A journey through Covid-19 as patient and carer
AMID the Covid-19 pandemic, I had begun to believe that my family and I would not contract the virus.
After all, I had looked after hundreds of patients with Covid-19, successfully treated a large number (although losing some), worked with the KwaZulu-Natal Department of Health and the National Department of Health from the onset of the pandemic, and despite my husband and I working in two of the most highrisk exposure professions (Ear Nose and Throat surgery and Medicine), we weathered the first two waves of the pandemic without becoming sick from Sars-CoV-2.
I concluded that we had correctly executed all the relevant precautions. My experience in the management of the HIV pandemic made me feel well equipped to contribute to developing strategies to respond to Covid-19.
The KwaZulu-Natal Department of Health developed and repurposed several facilities for the management of Covid-19. In the eThekwini Municipality, the Clairwood hospital was the largest hospital repurposed for the management of the disease. Such repurposing intended to transform the hospital from what used to be a convalescent and rehabilitation hospital into one that could manage patients presenting with acute disease.
The hi-tech infrastructure had to be matched with staff appropriately skilled to manage patients presenting with acute and often complicated diseases. This is because Covid-19 presents in accompaniment with other diseases whose management has a bearing on outcomes of management of Covid-19 itself. Moreover, equipment necessary to manage varying degrees of disease severity, accompanying diseases and complications also had to be procured. Despite such hurdles, training to use this equipment was accomplished in a hospital equipped with state-of-theart infection prevention and control infrastructure for the management of highly contagious diseases.
Furthermore, the space at the facility allows for quarantine for those who are under investigation for Covid-19 while awaiting results, and isolation of those who have been confirmed to have the disease. Isolation within the facility is designed for those with mild to no symptoms, which helps with accessing care promptly if the disease progresses and complications develop, particularly because the early presentation is key to achieving optimal outcomes.
An additional advantage to such space in the facility is its ability to limit the spread of infection to members of the family and other people in the community. Moreover, the facility has recognised that Covid-19 also has a real psychological impact on its victims and it has prioritised providing its patients with space to rest.
However, when the opportunity to vaccinate opened, I was reluctant. My rationale was that I had worked closely with patients with Covid-19, including resuscitation of many patients and had felt breaths of patients on my face and remained without infection. I concluded that the protection worn in the wards was enough to keep me safe.
I weighed up the uncertainty of unwanted effects from the vaccines that are unknown against the reality that I had remained protected within the hospital. My family and I were adhering to all Covid-19 protocols and we had remained safe. The balance of these probabilities left me feeling reluctant to take the vaccine. Ultimately, I allowed my husband to take a decision for the family and took the vaccine. I thought I had experienced the worst blow dealt by Covid-19 at the height of the second wave of the pandemic, until the experience over two weeks last month at my facility.
Patients were arriving in numbers, critically ill, and we lost the largest number in the shortest period of our experience. Amid such challenges, I tested positive for Covid-19 despite all the precautions that had kept me safe in the past. It is impossible to make out whether I took the infection home or whether we picked up the infection in the community and infected each other at home.

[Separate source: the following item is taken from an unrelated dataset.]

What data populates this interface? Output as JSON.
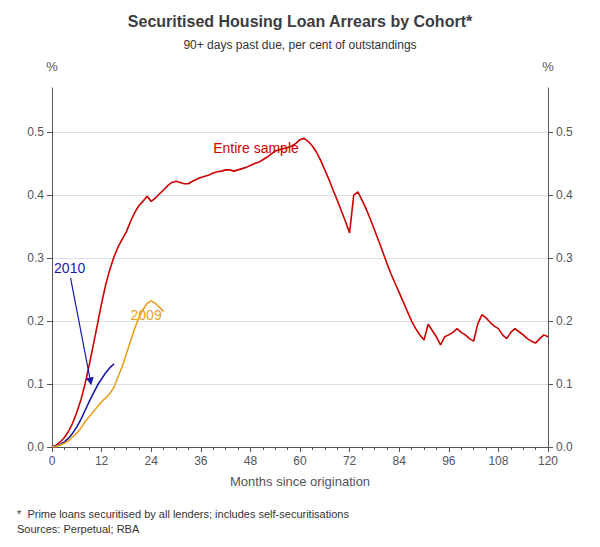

My symptoms have been very different from all that I have been teaching about and all that my patients have presented with. When I needed to be hospitalised, I turned to my hospital. I feel proud of team Clairwood hospital, not just as a staff member but as a patient of the team, too. My experience has emphasised that in responding to the Covid-19 pandemic, it is important to include community-level responses to provide for those that do not have appropriate resources.
Lockdown restrictions should consider appropriate interventions for those who are homeless. The pandemic should serve as a hard lesson to deal decisively with poverty, education, housing and food security.
The relevance of physical distancing interventions where most citizens live in informal settlements or congested settings requires urgent review. Timeous contact tracing and optimal testing, institutional quarantine and isolation must be promoted while the definitive interventions are under review.
This strategy should enable the reduction of the spread of infection in communities and the reduction of disease complications and death, thus reducing the impact of potential future pandemic waves.